Değişmez olan Kurân'ın temel ahlaki ilkelerini yaşamak ana amacımız olacaktır. Ülkeler,sınırlar,devlet kutsal olmadığını bilecek, kutsal olmayan şeylere kutsal zırhını giydirmemek gerektiğinin bilincinde olacağız.
Diktatörlük hevesi insanın yanılmazlığı düşüncesinden kaynaklandığını bilecek ve her tür yanılmaz ideolojik tasarıma şüphe ile bakacağız. Yanılmazlığın kaynağı ise kuşkusuz insanın zalimliği ile temellendirilebileceğinin bilincinde olacağız.
Kürt sorununun yaşadığımız tarihsel birikim ve dinin evrensel ilkeleri çerçevesinde çözümlenebileceğini unutmayacak, özellikle Kürt toplumunu ateizm,sol ve sosyalizm kucağına terk etmemeye çalışacağız.
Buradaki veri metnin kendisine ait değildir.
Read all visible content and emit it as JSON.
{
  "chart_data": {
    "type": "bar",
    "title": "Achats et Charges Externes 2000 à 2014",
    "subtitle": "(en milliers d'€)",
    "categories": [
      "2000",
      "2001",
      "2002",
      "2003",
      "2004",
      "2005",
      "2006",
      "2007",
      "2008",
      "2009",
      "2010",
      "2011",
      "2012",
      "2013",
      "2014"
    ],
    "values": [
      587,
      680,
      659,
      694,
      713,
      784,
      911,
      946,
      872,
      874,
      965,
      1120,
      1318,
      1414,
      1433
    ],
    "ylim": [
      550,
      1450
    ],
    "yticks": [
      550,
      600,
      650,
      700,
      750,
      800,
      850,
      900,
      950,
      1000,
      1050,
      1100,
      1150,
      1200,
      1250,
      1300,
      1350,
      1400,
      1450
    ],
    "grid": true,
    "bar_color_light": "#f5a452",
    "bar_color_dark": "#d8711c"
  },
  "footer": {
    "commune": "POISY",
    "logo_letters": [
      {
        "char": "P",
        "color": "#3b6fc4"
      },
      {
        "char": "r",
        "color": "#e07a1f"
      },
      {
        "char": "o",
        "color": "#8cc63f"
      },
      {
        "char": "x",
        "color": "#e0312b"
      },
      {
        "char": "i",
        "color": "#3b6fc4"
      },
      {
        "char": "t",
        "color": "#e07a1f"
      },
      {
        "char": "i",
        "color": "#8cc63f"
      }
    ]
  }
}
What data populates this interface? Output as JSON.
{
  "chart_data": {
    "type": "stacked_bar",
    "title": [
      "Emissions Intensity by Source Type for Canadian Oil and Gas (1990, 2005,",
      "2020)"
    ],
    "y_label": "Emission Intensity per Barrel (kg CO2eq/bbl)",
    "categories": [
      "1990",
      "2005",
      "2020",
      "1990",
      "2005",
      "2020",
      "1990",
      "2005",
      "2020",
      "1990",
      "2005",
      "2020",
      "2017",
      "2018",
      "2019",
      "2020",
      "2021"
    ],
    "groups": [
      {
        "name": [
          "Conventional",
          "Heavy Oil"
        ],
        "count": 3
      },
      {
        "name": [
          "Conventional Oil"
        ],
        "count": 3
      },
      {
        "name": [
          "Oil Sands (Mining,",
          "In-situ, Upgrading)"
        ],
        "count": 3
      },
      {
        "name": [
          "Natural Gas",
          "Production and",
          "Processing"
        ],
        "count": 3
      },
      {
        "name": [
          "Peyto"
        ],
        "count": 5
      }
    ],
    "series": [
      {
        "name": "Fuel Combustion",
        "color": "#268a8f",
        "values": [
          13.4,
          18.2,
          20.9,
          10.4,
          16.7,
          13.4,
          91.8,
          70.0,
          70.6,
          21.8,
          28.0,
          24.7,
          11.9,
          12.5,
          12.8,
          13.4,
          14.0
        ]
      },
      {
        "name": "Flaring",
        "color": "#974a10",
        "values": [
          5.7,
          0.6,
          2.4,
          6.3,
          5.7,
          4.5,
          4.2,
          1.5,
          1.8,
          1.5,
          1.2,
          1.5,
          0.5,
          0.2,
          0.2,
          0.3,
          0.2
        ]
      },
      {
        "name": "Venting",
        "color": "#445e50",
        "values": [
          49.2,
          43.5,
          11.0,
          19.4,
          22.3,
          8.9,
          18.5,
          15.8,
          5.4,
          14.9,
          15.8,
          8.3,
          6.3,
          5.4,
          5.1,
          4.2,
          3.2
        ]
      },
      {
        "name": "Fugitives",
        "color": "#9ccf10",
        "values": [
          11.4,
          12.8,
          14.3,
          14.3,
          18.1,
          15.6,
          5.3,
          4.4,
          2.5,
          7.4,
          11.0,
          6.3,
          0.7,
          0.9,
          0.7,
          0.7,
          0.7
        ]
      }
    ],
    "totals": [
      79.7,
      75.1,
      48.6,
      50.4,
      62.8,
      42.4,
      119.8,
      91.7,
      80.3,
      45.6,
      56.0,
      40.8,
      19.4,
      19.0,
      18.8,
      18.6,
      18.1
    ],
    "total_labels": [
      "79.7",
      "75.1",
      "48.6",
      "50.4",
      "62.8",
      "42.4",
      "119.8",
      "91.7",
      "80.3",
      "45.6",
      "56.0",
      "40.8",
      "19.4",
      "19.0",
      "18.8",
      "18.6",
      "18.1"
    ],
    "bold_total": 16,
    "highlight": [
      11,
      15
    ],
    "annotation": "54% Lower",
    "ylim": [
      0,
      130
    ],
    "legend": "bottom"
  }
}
Devletin hatalarını sonuna kadar eleştirirken, devletten çok daha faşizan bir anlayışı temsil eden PKK’ın otoriter zihniyetine teslim olmayacağız.
İnsanların hata yaptıklarının bilincinde olarak, bireylerin hatalarını aziz İslam’a yüklemeyecek, ondan asla kuşkuya düşmeyeceğiz. İnsanın yanıldığı gerçeğinden hareketle hiçbir insanı kutsallaştıracak bir anlayışa sahip olmayacak, Cemaatlerin yanılmaz kabul edilen önderlerine kuşku ile bakacağız.